Flash-based SSDs would likely be faster, and emerging
non-volatile memory (NVRAM) would likely be faster still.
Regardless of the storage medium, data durability to
preserve data integrity entails a performance overhead.
Ken currently strives for reasonable performance in two
ways: Ken overlaps execution of the next iteration of
the event loop with committing the previous iteration's
checkpoint to durable storage; and Ken's checkpoints
are incremental.
- Tell me about the alternate "Go-Back-N" transport.
- Ken's default UDP-based transport retransmits messages
with a simple exponential backoff until an ACK is
received. This is fine for client-server interactions
and it's also fine if programmers use the
ken_ackd()
interface to avoid overloading a
recipient with too many messages. The MaceKen team at
Purdue University has contributed an alternative UDP-based
transport that implements the "Go-Back-N"

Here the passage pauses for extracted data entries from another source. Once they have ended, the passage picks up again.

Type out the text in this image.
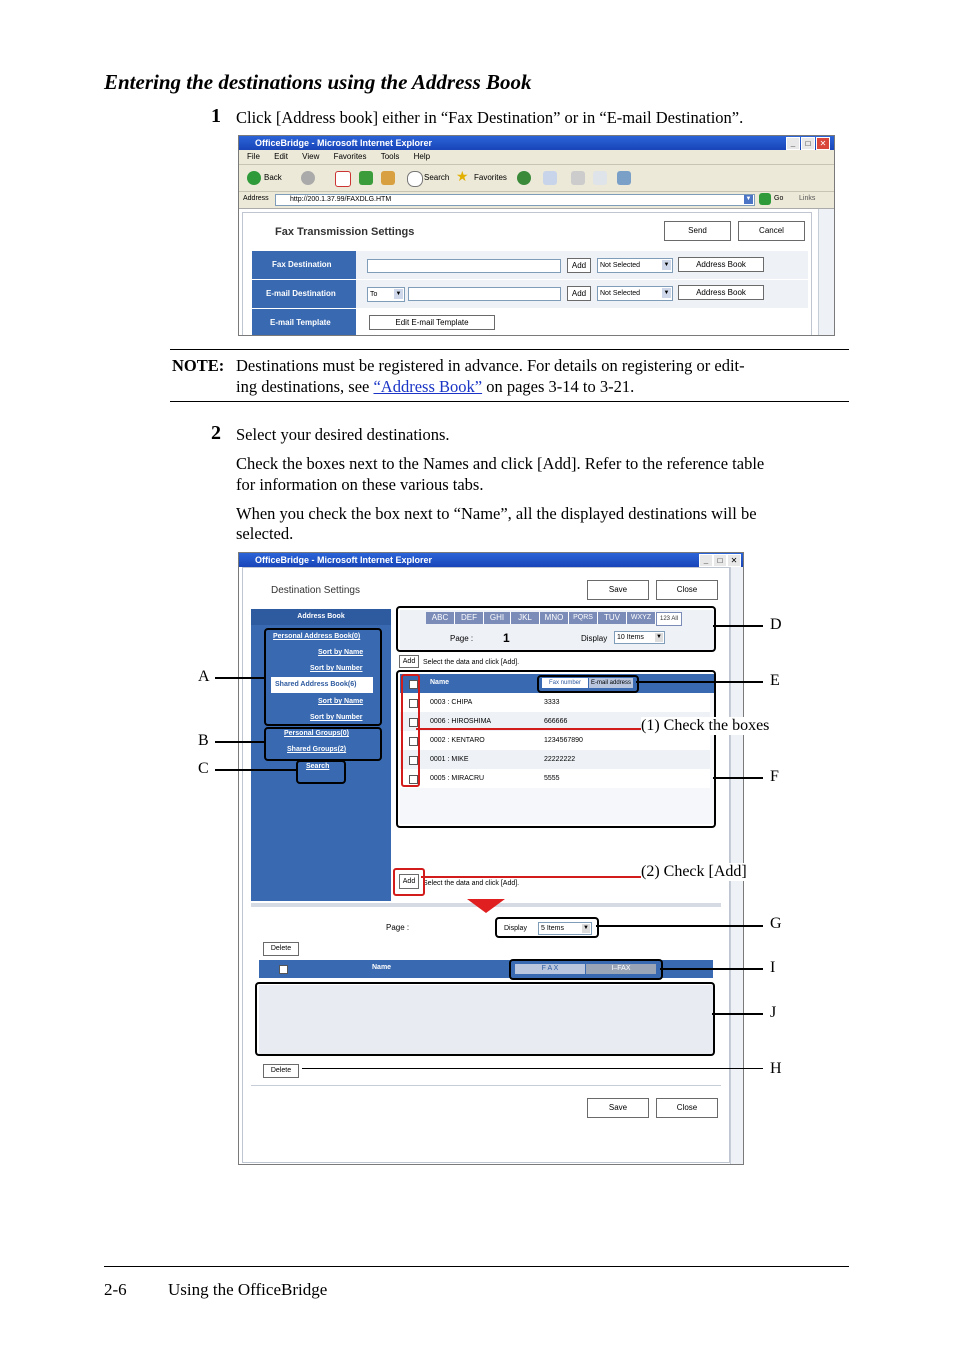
Entering the destinations using the Address Book
1 Click [Address book] either in “Fax Destination” or in “E-mail Destination”.
OfficeBridge - Microsoft Internet Explorer	_	□	✕
File Edit View Favorites Tools Help
Back	Search ★ Favorites
Address	http://200.1.37.99/FAXDLG.HTM	▼	Go Links
Fax Transmission Settings	Send	Cancel
Fax Destination	Add	Not Selected	▼	Address Book
E-mail Destination	To	▼	Add	Not Selected	▼	Address Book
E-mail Template	Edit E-mail Template
NOTE: Destinations must be registered in advance. For details on registering or edit-
ing destinations, see “Address Book” on pages 3-14 to 3-21.
2 Select your desired destinations.
Check the boxes next to the Names and click [Add]. Refer to the reference table
for information on these various tabs.
When you check the box next to “Name”, all the displayed destinations will be
selected.
OfficeBridge - Microsoft Internet Explorer	_	□	✕
Destination Settings	Save	Close
Address Book
Personal Address Book(0)
Sort by Name
Sort by Number
Shared Address Book(6)
Sort by Name
Sort by Number
Personal Groups(0)
Shared Groups(2)
Search
ABC	DEF	GHI	JKL	MNO	PQRS	TUV	WXYZ	123 All
Page : 1	Display	10 Items ▼
Add	Select the data and click [Add].
Name	Fax number	E-mail address
0003 : CHIPA	3333
0006 : HIROSHIMA	666666
0002 : KENTARO	1234567890
0001 : MIKE	22222222
0005 : MIRACRU	5555
Add	Select the data and click [Add].
Page :	Display	5 Items	▼
Delete
Name	F A X	I–FAX
Delete
Save	Close
A
B
C
D
E
F
G
I
J
H
(1) Check the boxes
(2) Check [Add]
2-6 Using the OfficeBridge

re-transmission policy. The alternative transport is
available as a replacement for the default
kenext.c
file. The Go-Back-N implementation
has been tested and used at Purdue but has not been
extensively tested in Palo Alto. It may offer superior
performance and/or convenience in some situations.
- Can you make Ken faster by relaxing its guarantees?
- Yes, but our intention for the foreseeable future is to
maintain Ken's correctness guarantees rather than weaken
them for the sake of performance.
- What about trading simplicity for speed?
- Maybe some day; probably not soon. Complexifying the
programming model or the implementation wouldn't help
reliability, which is a higher priority.
- Can I use Ken with C++, particularly STL?
- Yes, if you're careful. Ken is implemented in C89, but we
have successfully integrated Ken into the Mace distributed
systems toolkit from Purdue University, which is written
in C++ and uses STL extensively. It can be done.
As of August 2012 the distribution includes a sample Ken
application that uses C++ STL.
- What kinds of OSes can Ken run on?
- Ken is intended to be portable across POSIX-compliant
systems. It has been tested on HP-UX and on several
distributions of Linux.
- What about Mac OS X?
- Members of the Ken community have reported that Ken can be
made to work successfully on Mac OS X, with a bit of
effort. Mac OS X appears to have a few POSIX
non-compliance issues that complicate compilation, and
special compilation may be required to ensure successful
recovery. Furthermore the default file system reportedly
doesn't support sparse files, which Ken requires. The
workaround suggestions we've heard include: change the
code to catch SIGBUS rather than SIGSEGV when memory pages
are dirtied; use fcntl(F_FULLSYNC) instead of fsync()
because the latter doesn't provide durability on Mac OS X;
and "run Ken on a separate sparse disk image"
(not yet tested) or reduce the size of Ken's state blob to
circumvent the lack of sparse file support (tested
successfully). Compiling with "gcc -Xlinker
-no_pie" reportedly fixes an issue with mmap() that
might be due to address space layout randomization. These
suggestions come from the Ken community and have not been
evaluated by the core Ken team because we lack Mac OS X
machines. We have received a patch that embodies several
of the above workarounds; write to us if you'd like to try
it. (A much better solution would be for Mac OS X to
support POSIX compliance, at least as an option, if it
doesn't already.)
- Which Open Source license covers Ken?
- BSD.
- Can you help me get started with Ken?
- The Ken team will try to help those who have tried to
help themselves, particularly if you're committed to
building something useful atop Ken. We will also try
to leverage support from the Ken user and developer
community. If you're interested in improving the Ken
infrastructure rather than developing applications
atop Ken, we can try to work together.